A Esn Talks: «Essere il miglior portiere del mondo per un anno è facile, ma esserlo per anni no. Ecco perché bisogna lavorare molto mentalmente. Non arrendersi mai»

In una simpatica chiacchierata con il rapper francese Ninho, per Esn Talks, il portiere del Milan, Mike Maignan si racconta. Dagli inizi, quando era un bambino piuttosto vivace a quando il Paris Saint Germain lo teneva sott’occhio. La voglia di giocare in attacco e l’esigenza di finire in porta.
In ogni cosa che racconta, Mike Maignan dimostra ancora una volta la sua mentalità da vincente. Vuole sempre primeggiare, oltre a fare quello che più lo diverte:
«Volevo fare l’attaccante! O comunque un giocatore di movimento. Poi ho iniziato a fare il portiere, ma non volevo farlo. Era noioso. Guardi gli altri giocare, non ti diverti e ti arrabbi. Poi sono andato al Clairefontaine con un allenatore che mi ha detto: ‘Se arrivi all’ultimo turno, rimani in porta’. Sono arrivato all’ultimo turno, ed è andata così. A quei tempi c’era già il Psg su di me».
Da bambino creava diversi grattacapi a scuola, poi quando è arrivato al Psg ha capito che l’educazione imparata a casa doveva continuare anche fuori le mura domestiche. Da lì il lavoro sulla propria mente, anche e soprattutto per essere il migliore:
«Essere il miglior portiere del mondo per un anno è facile, ma esserlo per diversi anni no. Ecco perché bisogna lavorare molto mentalmente. Non arrendersi mai. Non importa quanti milioni guadagni o quanto sei famoso, devi continuare a lavorare. Ogni giorno lavoro tre volte tanto sui dettagli. Ad esempio, mi chiedo. ‘Perché ho fermato la palla?’. ‘Perché non avevo il piede sulla palla in quel momento?’. Cose di questo tipo. Mi sveglio ogni mattina per essere il migliore. E i miei compagni sono come me».

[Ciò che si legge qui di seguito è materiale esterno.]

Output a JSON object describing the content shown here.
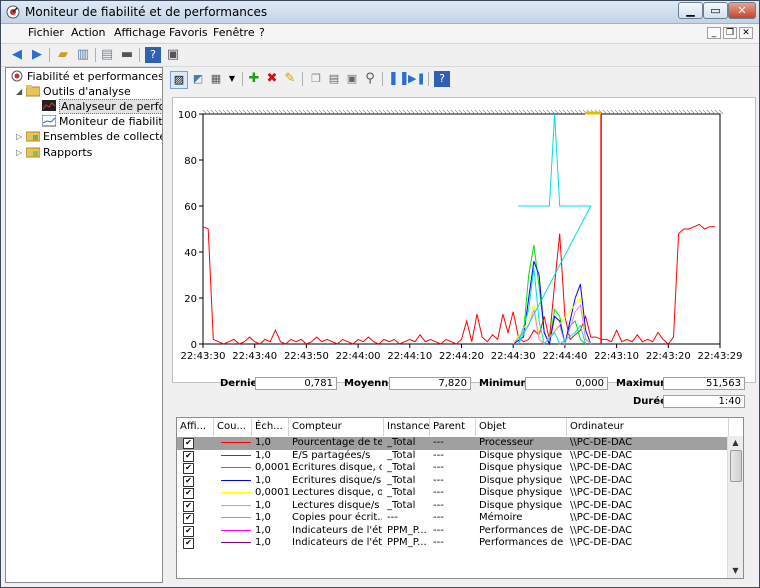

Ormai Maignan è un perfezionista. Non accetta la sconfitta che pure nella vita è inevitabile e quando succede prova ad analizzare i propri errori:
«La mia squadra deve vincere. Se non lo fa, è un problema. E’ così che penso di poter mantenere il mio livello. Nelle partite in cui possiamo perdere 2-1, prendo due gol e non posso fare nulla. Ma penso nella mia testa cosa avrei potuto fare. Osservo ogni dettaglio. E soprattutto ogni errore che faccio. C’è stata una stagione in cui ho fatto male, mi avevano fatto fuori per sei mesi. Da allora penso questo: ‘Volete vedermi fallire, vero?’. Ma io non fallirò mai. Ciò significa che quando fallirò, sarà la fine. Quindi vado avanti».